Animals have a calming and soothing effect on children, says Sally Morris, a child life specialist at the University of Maryland Hospital for Children. This program, which allows dogs to visit with young patients, goes along with our philosophy of treating the whole child, both physically and mentally, she adds.
Programs like this have long been a mainstay of geriatric care, and are becoming more popular in the pediatric setting, says Jay Perman, M.D., chief of the University of Maryland Hospital for Children and professor and chair of pediatrics at the University of Maryland School of Medicine. He adds, We are grateful to those people who put the program together and those who are supporting it.
Many studies have shown the positive impact of animals on people. Pet interaction can help lower blood pressure, increase optimism, and improve morale. Most of the research documents the benefits of animals on geriatric patients.

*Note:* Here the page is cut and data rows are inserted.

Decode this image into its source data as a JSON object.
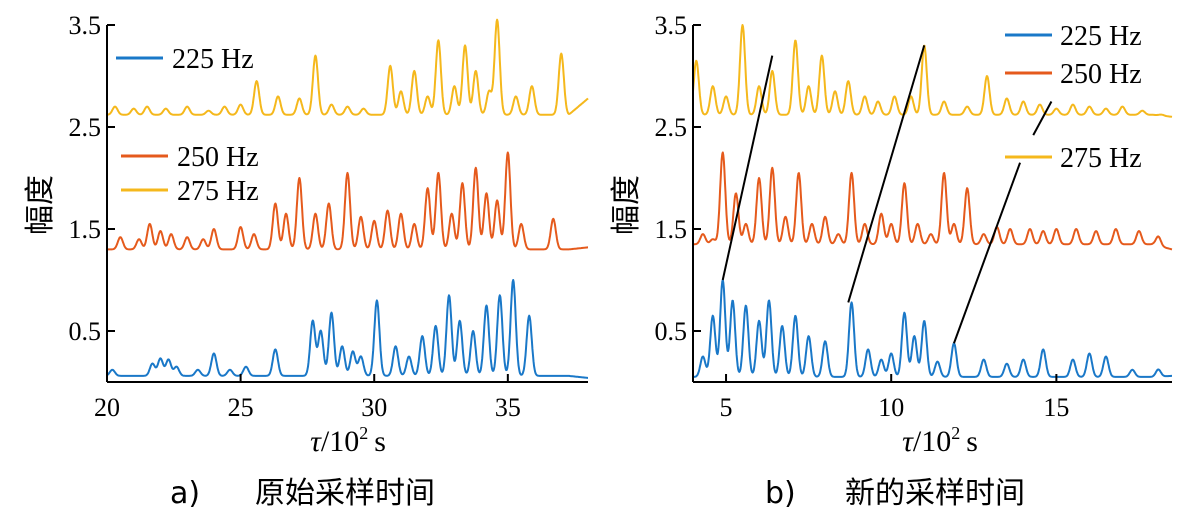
{
  "chart_data": [
    {
      "type": "line",
      "caption_letter": "a)",
      "caption_text": "原始采样时间",
      "xlabel_symbol": "τ",
      "xlabel_unit": "/10",
      "xlabel_exp": "2",
      "xlabel_s": "s",
      "ylabel": "幅度",
      "xlim": [
        20,
        38
      ],
      "ylim": [
        0,
        3.5
      ],
      "xticks": [
        20,
        25,
        30,
        35
      ],
      "yticks": [
        0.5,
        1.5,
        2.5,
        3.5
      ],
      "colors": {
        "225 Hz": "#1a78c8",
        "250 Hz": "#e55a1c",
        "275 Hz": "#f5b81c"
      },
      "series": [
        {
          "name": "225 Hz",
          "base": 0.06,
          "peaks": [
            [
              20.2,
              0.12
            ],
            [
              21.7,
              0.18
            ],
            [
              22.0,
              0.23
            ],
            [
              22.3,
              0.22
            ],
            [
              22.6,
              0.15
            ],
            [
              23.4,
              0.12
            ],
            [
              24.0,
              0.28
            ],
            [
              24.6,
              0.12
            ],
            [
              25.2,
              0.15
            ],
            [
              26.3,
              0.32
            ],
            [
              27.7,
              0.6
            ],
            [
              28.0,
              0.5
            ],
            [
              28.4,
              0.68
            ],
            [
              28.8,
              0.35
            ],
            [
              29.2,
              0.3
            ],
            [
              29.5,
              0.25
            ],
            [
              30.1,
              0.8
            ],
            [
              30.8,
              0.35
            ],
            [
              31.3,
              0.25
            ],
            [
              31.8,
              0.45
            ],
            [
              32.3,
              0.55
            ],
            [
              32.8,
              0.85
            ],
            [
              33.2,
              0.6
            ],
            [
              33.7,
              0.5
            ],
            [
              34.2,
              0.75
            ],
            [
              34.7,
              0.85
            ],
            [
              35.2,
              1.0
            ],
            [
              35.8,
              0.65
            ]
          ],
          "tail": 0.04
        },
        {
          "name": "250 Hz",
          "base": 1.3,
          "peaks": [
            [
              20.5,
              1.42
            ],
            [
              21.2,
              1.4
            ],
            [
              21.6,
              1.55
            ],
            [
              22.0,
              1.48
            ],
            [
              22.4,
              1.45
            ],
            [
              23.0,
              1.42
            ],
            [
              23.6,
              1.4
            ],
            [
              24.0,
              1.5
            ],
            [
              25.0,
              1.52
            ],
            [
              25.5,
              1.45
            ],
            [
              26.3,
              1.75
            ],
            [
              26.7,
              1.65
            ],
            [
              27.2,
              2.0
            ],
            [
              27.8,
              1.65
            ],
            [
              28.3,
              1.75
            ],
            [
              29.0,
              2.05
            ],
            [
              29.5,
              1.62
            ],
            [
              30.0,
              1.58
            ],
            [
              30.5,
              1.68
            ],
            [
              31.0,
              1.65
            ],
            [
              31.5,
              1.55
            ],
            [
              32.0,
              1.9
            ],
            [
              32.4,
              2.05
            ],
            [
              32.9,
              1.65
            ],
            [
              33.3,
              1.95
            ],
            [
              33.8,
              2.1
            ],
            [
              34.2,
              1.85
            ],
            [
              34.6,
              1.78
            ],
            [
              35.0,
              2.25
            ],
            [
              35.5,
              1.55
            ],
            [
              36.7,
              1.6
            ]
          ],
          "tail": 1.32
        },
        {
          "name": "275 Hz",
          "base": 2.62,
          "peaks": [
            [
              20.3,
              2.7
            ],
            [
              21.0,
              2.68
            ],
            [
              21.5,
              2.7
            ],
            [
              22.2,
              2.68
            ],
            [
              23.0,
              2.7
            ],
            [
              23.8,
              2.66
            ],
            [
              24.4,
              2.7
            ],
            [
              25.0,
              2.72
            ],
            [
              25.6,
              2.95
            ],
            [
              26.4,
              2.8
            ],
            [
              27.2,
              2.78
            ],
            [
              27.8,
              3.2
            ],
            [
              28.4,
              2.72
            ],
            [
              29.0,
              2.7
            ],
            [
              29.6,
              2.68
            ],
            [
              30.6,
              3.1
            ],
            [
              31.0,
              2.85
            ],
            [
              31.5,
              3.05
            ],
            [
              32.0,
              2.8
            ],
            [
              32.4,
              3.35
            ],
            [
              33.0,
              2.9
            ],
            [
              33.4,
              3.3
            ],
            [
              33.8,
              3.05
            ],
            [
              34.3,
              2.85
            ],
            [
              34.6,
              3.55
            ],
            [
              35.3,
              2.8
            ],
            [
              35.9,
              2.9
            ],
            [
              37.0,
              3.22
            ]
          ],
          "tail": 2.78
        }
      ]
    },
    {
      "type": "line",
      "caption_letter": "b)",
      "caption_text": "新的采样时间",
      "xlabel_symbol": "τ",
      "xlabel_unit": "/10",
      "xlabel_exp": "2",
      "xlabel_s": "s",
      "xlim": [
        4,
        18.5
      ],
      "ylim": [
        0,
        3.5
      ],
      "xticks": [
        5,
        10,
        15
      ],
      "yticks": [
        0.5,
        1.5,
        2.5,
        3.5
      ],
      "colors": {
        "225 Hz": "#1a78c8",
        "250 Hz": "#e55a1c",
        "275 Hz": "#f5b81c"
      },
      "series": [
        {
          "name": "225 Hz",
          "base": 0.05,
          "peaks": [
            [
              4.3,
              0.25
            ],
            [
              4.6,
              0.65
            ],
            [
              4.9,
              1.0
            ],
            [
              5.2,
              0.8
            ],
            [
              5.6,
              0.75
            ],
            [
              6.0,
              0.6
            ],
            [
              6.3,
              0.8
            ],
            [
              6.7,
              0.55
            ],
            [
              7.1,
              0.65
            ],
            [
              7.5,
              0.45
            ],
            [
              8.0,
              0.4
            ],
            [
              8.8,
              0.78
            ],
            [
              9.3,
              0.32
            ],
            [
              9.7,
              0.22
            ],
            [
              10.0,
              0.28
            ],
            [
              10.4,
              0.68
            ],
            [
              10.7,
              0.45
            ],
            [
              11.0,
              0.6
            ],
            [
              11.4,
              0.2
            ],
            [
              11.9,
              0.38
            ],
            [
              12.8,
              0.22
            ],
            [
              13.5,
              0.18
            ],
            [
              14.0,
              0.22
            ],
            [
              14.6,
              0.32
            ],
            [
              15.5,
              0.22
            ],
            [
              16.0,
              0.28
            ],
            [
              16.5,
              0.25
            ],
            [
              17.3,
              0.12
            ],
            [
              18.1,
              0.15
            ]
          ],
          "tail": 0.06
        },
        {
          "name": "250 Hz",
          "base": 1.35,
          "peaks": [
            [
              4.3,
              1.45
            ],
            [
              4.6,
              1.4
            ],
            [
              4.9,
              2.25
            ],
            [
              5.3,
              1.85
            ],
            [
              5.6,
              1.55
            ],
            [
              6.0,
              2.0
            ],
            [
              6.4,
              2.1
            ],
            [
              6.8,
              1.62
            ],
            [
              7.2,
              2.05
            ],
            [
              7.6,
              1.55
            ],
            [
              8.0,
              1.62
            ],
            [
              8.4,
              1.45
            ],
            [
              8.8,
              2.05
            ],
            [
              9.2,
              1.55
            ],
            [
              9.7,
              1.65
            ],
            [
              10.0,
              1.55
            ],
            [
              10.4,
              1.95
            ],
            [
              10.8,
              1.55
            ],
            [
              11.2,
              1.45
            ],
            [
              11.6,
              2.05
            ],
            [
              11.9,
              1.55
            ],
            [
              12.3,
              1.9
            ],
            [
              12.8,
              1.45
            ],
            [
              13.2,
              1.52
            ],
            [
              13.6,
              1.5
            ],
            [
              14.2,
              1.5
            ],
            [
              14.6,
              1.48
            ],
            [
              15.0,
              1.5
            ],
            [
              15.6,
              1.5
            ],
            [
              16.2,
              1.48
            ],
            [
              16.8,
              1.5
            ],
            [
              17.5,
              1.48
            ],
            [
              18.1,
              1.48
            ]
          ],
          "tail": 1.3
        },
        {
          "name": "275 Hz",
          "base": 2.62,
          "peaks": [
            [
              4.1,
              3.15
            ],
            [
              4.6,
              2.9
            ],
            [
              5.0,
              2.8
            ],
            [
              5.5,
              3.5
            ],
            [
              6.0,
              2.9
            ],
            [
              6.4,
              3.05
            ],
            [
              7.1,
              3.35
            ],
            [
              7.5,
              2.9
            ],
            [
              7.9,
              3.2
            ],
            [
              8.3,
              2.85
            ],
            [
              8.7,
              2.95
            ],
            [
              9.2,
              2.8
            ],
            [
              9.6,
              2.75
            ],
            [
              10.1,
              2.8
            ],
            [
              10.6,
              2.8
            ],
            [
              11.0,
              3.3
            ],
            [
              11.6,
              2.75
            ],
            [
              12.3,
              2.7
            ],
            [
              12.9,
              3.0
            ],
            [
              13.5,
              2.78
            ],
            [
              14.0,
              2.75
            ],
            [
              14.5,
              2.72
            ],
            [
              15.0,
              2.68
            ],
            [
              15.5,
              2.72
            ],
            [
              16.0,
              2.7
            ],
            [
              16.5,
              2.68
            ],
            [
              17.0,
              2.7
            ],
            [
              17.6,
              2.66
            ],
            [
              18.2,
              2.64
            ]
          ],
          "tail": 2.6
        }
      ],
      "annotation_lines": [
        [
          [
            4.9,
            1.0
          ],
          [
            6.4,
            3.2
          ]
        ],
        [
          [
            8.7,
            0.78
          ],
          [
            11.0,
            3.3
          ]
        ],
        [
          [
            11.9,
            0.38
          ],
          [
            13.9,
            2.15
          ]
        ],
        [
          [
            14.3,
            2.42
          ],
          [
            14.85,
            2.75
          ]
        ]
      ]
    }
  ]
}
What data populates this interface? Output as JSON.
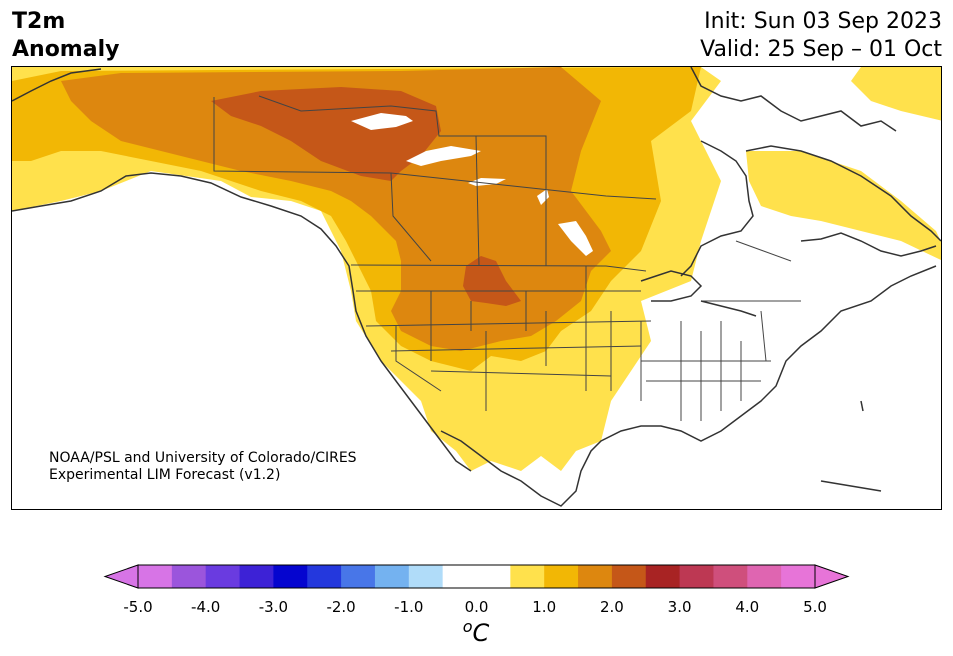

There has been less research on the impact of pets on hospitalized children, possibly because it's harder for children to verbalize how pets help them, adds Morris.
I know if I were sick, I would want a dog to visit me in the hospital, says Anne Millman. She is one of the volunteers who will be bringing their dogs to visit pediatric patients on a weekly basis. Millman has a five-year-old yellow lab named Echo. She says, Echo is so friendly and so tolerant. I can't wait to share him with the children.
Dogs like Echo must be evaluated by a veterinarian to make sure they are healthy, up-to-date on vaccinations and well tempered before they are allowed to come to the University of Maryland Hospital for Children. A dog will only be allowed inside a child's hospital room if the parents, doctors and nurses have approved the visit.
I have seen first-hand the effects of this kind of program, says Morris. I've watched very sick children ask to be visited by a pet. The patients at the University of Maryland Hospital for Children will benefit from this program.
Anyone who is interested in enrolling their dog in the Pet Visitation Program can call Pets on Wheels at 410-783-2424.
On January 16, 2002, from 4:30 to 6 p.m., the University of Maryland Hospital for Children will hold an official kick-off of the Pet Visitation Program. Members of the media are invited to attend.